No equivalent norm induced by inner product

Question

In class I was asked to show that there is no inner product on $\ell^1(\mathbb{N})$ which gives rise to the norm $\|\cdot\|_1$. I was able to do so, using the parallelogram law.

Now, I am wondering if it is possible for a norm on $\ell^1(\mathbb{N})$ which is equivalent to $\|\cdot\|_1$ to be induced by an inner product. It isn't immediately obvious to me whether or not this could be the case.

So far, I have tried using the definition of equivalent norms to no avail.

Answer 1

Assume Banach spaces $X$ and $Y$ are isomorphic. That means there is a bounded linear bijection $T:X\to Y.$ Then $T^*:Y^*\to X^*$ is a bijection between the dual spaces.

Let $X=(\ell^1,\,\|\cdot\|_1)$ and $Y=(\ell^1,\,\|\cdot\|),$ where $\|\cdot\|$ denotes an equivalent norm associated with an inner product. Then the map $Tx=x$ for $x\in\ell^1$ is a bounded bijection from $X$ into $Y.$ Thus $T^*:Y^*\to X^*=\ell^\infty$ is a bounded bijection. The space $Y^*$ is separable, as it is isometrically isomorphic to $Y$ (this holds for every Hilbert space). Hence $\ell^\infty$ is separable, a contradiction.

Answer 2

We can show that there is no such norm in four steps:

• First, $\ell^1$ is not reflexive because its (continuous) dual is $\ell^\infty$ (every continuous linear functional over $\ell^1$ is of the form $\Lambda(v) = \sum_{n = 0}^\infty u_n v_n$ for some bounded sequence $u$, I'm sure this is well-documented somewhere) but the dual of $\ell^\infty$ is not $\ell^1$ (the dual of $\ell^\infty$ contains Hahn-Banach extensions of the limit functional $\mathcal{L} : u \in c \mapsto \lim_{n \to \infty} u_n$ and you can show that this leads to $\ell^\infty$ not being the dual of $\ell^1$, you can look for the keywords "Banach limit" for example, or "generalised limit").
• Reflexivity is conserved via equivalence of norms: see for example the proof given in the body of this question Norm equivalence preserves canonical evaluation map and thus reflexivity.
• Completeness is also preserved via equivalence of norms: that should be easy to see just using definitions.
• Hilbert spaces are reflexive: simply use Riesz' representation theorem twice to get the linear isomorphism that gets you that a Hilbert $H$ is isomorphic to $H^{**}$.

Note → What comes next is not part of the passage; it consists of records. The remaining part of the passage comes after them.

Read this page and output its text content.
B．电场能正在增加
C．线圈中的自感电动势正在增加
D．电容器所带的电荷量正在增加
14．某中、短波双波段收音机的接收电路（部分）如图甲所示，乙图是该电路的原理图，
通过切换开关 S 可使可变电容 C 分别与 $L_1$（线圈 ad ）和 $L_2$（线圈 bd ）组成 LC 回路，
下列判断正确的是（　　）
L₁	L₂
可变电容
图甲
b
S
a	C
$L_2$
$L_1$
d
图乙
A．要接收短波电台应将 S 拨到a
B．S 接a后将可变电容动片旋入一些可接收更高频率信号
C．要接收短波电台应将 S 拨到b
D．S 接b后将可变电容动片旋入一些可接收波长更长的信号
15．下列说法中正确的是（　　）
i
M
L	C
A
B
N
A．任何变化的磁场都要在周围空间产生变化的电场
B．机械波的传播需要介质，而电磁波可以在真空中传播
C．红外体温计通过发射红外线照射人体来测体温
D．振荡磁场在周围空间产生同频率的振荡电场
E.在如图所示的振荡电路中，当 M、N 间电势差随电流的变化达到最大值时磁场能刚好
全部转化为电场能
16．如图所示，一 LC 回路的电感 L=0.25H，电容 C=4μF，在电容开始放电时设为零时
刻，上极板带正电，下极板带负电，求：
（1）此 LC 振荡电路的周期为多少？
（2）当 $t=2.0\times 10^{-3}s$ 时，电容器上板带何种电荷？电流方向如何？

As such, no equivalent norm to $\|\cdot\|_1$ can give an inner product space, as, since it would have to be a Hilbert space since $\ell^1$ is complete, the existence of such a norm would mean that $\ell^1$ is reflexive, which it is not, absurd.

Therefore, there is no such norm.

Answer 3

Your argument with parallegram identity can be extended to general case. That is you should look at average of $n$ vectors, average over all signs. In world, by induction, one easily shows that such average is the sum of second powers of their norms. This is in inner product norm. In particular, if you take your vectors so that on k-coordinate they are $a_k$ and $0$ otherwise, you get that the average over signs should be of order of the sum of second powers of $a_k$. But in $l_1$ norm such average is equal to the sum of absolute values of $a_k$. So, for proper values of $a_k$ they can not be equivalent.